Blue really told Beyoncé and Jay Z to calm down 💀 pic.twitter.com/BrTHWNr9ix— Best song on ST (@beyupdates_) January 29, 2018
The 6-year-old Blue Ivy sat between her famous parents, wearing a white dress and holding her own clutch. During Camila Cabello's speech about the positives of immigration, Blue Ivy was so interested, that she stopped her parents from applauding.
The CBS camera caught Blue Ivy first telling her mom to be quiet. Beyonce leaned over, and their daughter told them to calm down with her hands. Just like that, Beyonce stopped applauding and she had her parents' undivided attention.
Once Twitter caught wind of what Blue Ivy did, viewers could not stop laughing.
I love Blue ivy omg— Love me (@reginae_carter1) January 29, 2018
blue ivy at award shows: a mood. pic.twitter.com/QlE2InPPOo— blue hive (@INDIGOHEAUX) January 29, 2018
Blue Ivy pulled a “calm down relax. it’s not that serious” perfect stan twitter gif pic.twitter.com/zdhx4tdCHh— sabree (@GOLDNVINTAGE) January 29, 2018
Some were also stunned that Beyonce and Jay Z had the extreme confidence to dress a 6-year-old in all white.

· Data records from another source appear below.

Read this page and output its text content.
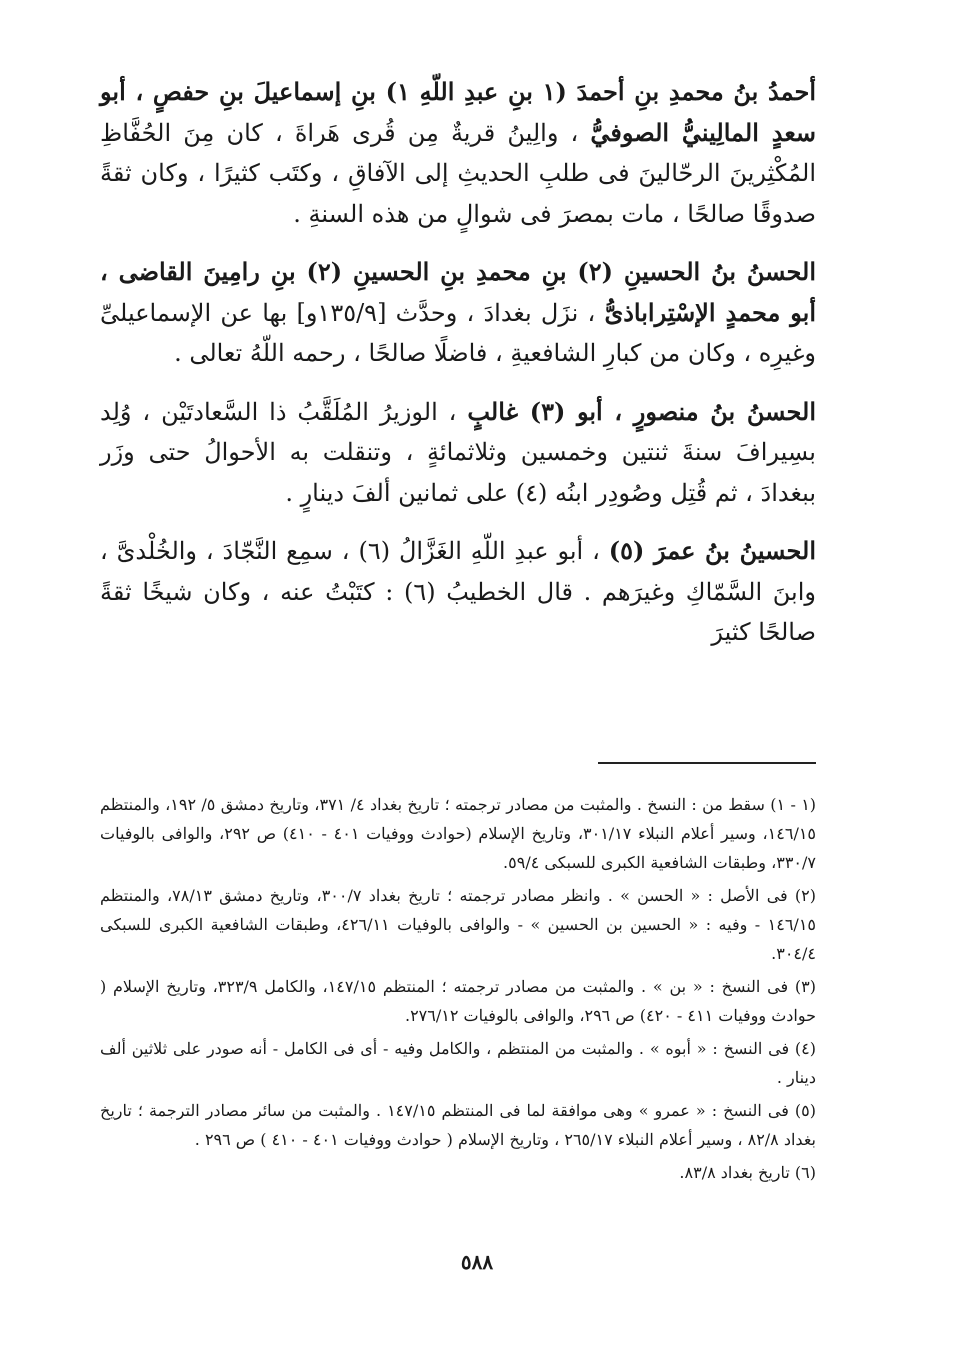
أحمدُ بنُ محمدِ بنِ أحمدَ (١ بنِ عبدِ اللّهِ ١) بنِ إسماعيلَ بنِ حفصٍ ، أبو سعدٍ المالِينيُّ الصوفيُّ ، والِينُ قريةٌ مِن قُرى هَراةَ ، كان مِنَ الحُفَّاظِ المُكْثِرينَ الرحّالينَ فى طلبِ الحديثِ إلى الآفاقِ ، وكتَب كثيرًا ، وكان ثقةً صدوقًا صالحًا ، مات بمصرَ فى شوالٍ من هذه السنةِ .

الحسنُ بنُ الحسينِ (٢) بنِ محمدِ بنِ الحسينِ (٢) بنِ رامِينَ القاضى ، أبو محمدٍ الإسْتِراباذىُّ ، نزَل بغدادَ ، وحدَّث [١٣٥/٩و] بها عن الإسماعيلىِّ وغيرِه ، وكان من كبارِ الشافعيةِ ، فاضلًا صالحًا ، رحمه اللّهُ تعالى .

الحسنُ بنُ منصورٍ ، أبو (٣) غالبٍ ، الوزيرُ المُلَقَّبُ ذا السَّعادتَيْن ، وُلِد بسِيرافَ سنةَ ثنتين وخمسين وثلاثمائةٍ ، وتنقلت به الأحوالُ حتى وزَر ببغدادَ ، ثم قُتِل وصُودِر ابنُه (٤) على ثمانين ألفَ دينارٍ .

الحسينُ بنُ عمرَ (٥) ، أبو عبدِ اللّهِ الغَزَّالُ (٦) ، سمِع النَّجّادَ ، والخُلْدىَّ ، وابنَ السَّمّاكِ وغيرَهم . قال الخطيبُ (٦) : كتَبْتُ عنه ، وكان شيخًا ثقةً صالحًا كثيرَ

(١ - ١) سقط من : النسخ . والمثبت من مصادر ترجمته ؛ تاريخ بغداد ٤/ ٣٧١، وتاريخ دمشق ٥/ ١٩٢، والمنتظم ١٤٦/١٥، وسير أعلام النبلاء ٣٠١/١٧، وتاريخ الإسلام (حوادث ووفيات ٤٠١ - ٤١٠) ص ٢٩٢، والوافى بالوفيات ٣٣٠/٧، وطبقات الشافعية الكبرى للسبكى ٥٩/٤.

(٢) فى الأصل : « الحسن » . وانظر مصادر ترجمته ؛ تاريخ بغداد ٣٠٠/٧، وتاريخ دمشق ٧٨/١٣، والمنتظم ١٤٦/١٥ - وفيه : « الحسين بن الحسين » - والوافى بالوفيات ٤٢٦/١١، وطبقات الشافعية الكبرى للسبكى ٣٠٤/٤.

(٣) فى النسخ : « بن » . والمثبت من مصادر ترجمته ؛ المنتظم ١٤٧/١٥، والكامل ٣٢٣/٩، وتاريخ الإسلام ( حوادث ووفيات ٤١١ - ٤٢٠) ص ٢٩٦، والوافى بالوفيات ٢٧٦/١٢.

(٤) فى النسخ : « أبوه » . والمثبت من المنتظم ، والكامل وفيه - أى فى الكامل - أنه صودر على ثلاثين ألف دينار .

(٥) فى النسخ : « عمرو » وهى موافقة لما فى المنتظم ١٤٧/١٥ . والمثبت من سائر مصادر الترجمة ؛ تاريخ بغداد ٨٢/٨ ، وسير أعلام النبلاء ٢٦٥/١٧ ، وتاريخ الإسلام ( حوادث ووفيات ٤٠١ - ٤١٠ ) ص ٢٩٦ .

(٦) تاريخ بغداد ٨٣/٨.

٥٨٨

Dirt can’t afford to touch Blue Ivy. https://t.co/9QsXgk9CZc— Jamilah (@JamilahLemieux) January 29, 2018
While Beyonce and Jay Z were bending to the will of their eldest child, the rest of the crowd at Madison Square Garden was applauding Cabello for speaking out. Cabello, who was born in Cuba, gave a speech supporting the "Dreamers," immigrants who came to the U.S. as children.
"Tonight in this room full of music’s dreamers we remember that this country was built by dreamers for dreamers chasing the American dream. I’m here on this stage tonight because just like the Dreamers, my parents brought me to this country with nothing in their pockets but hope," Cabello told the crowd.
She said her parents showed her "what it means to work twice as hard and never give up. And honestly, no part of my journey is any different than theirs."
"Standing in front of you on the Grammy stage in New York City and all I know is just like dreams, these kids can’t be forgotten and are worth fighting for," Cabello said before introducing U2.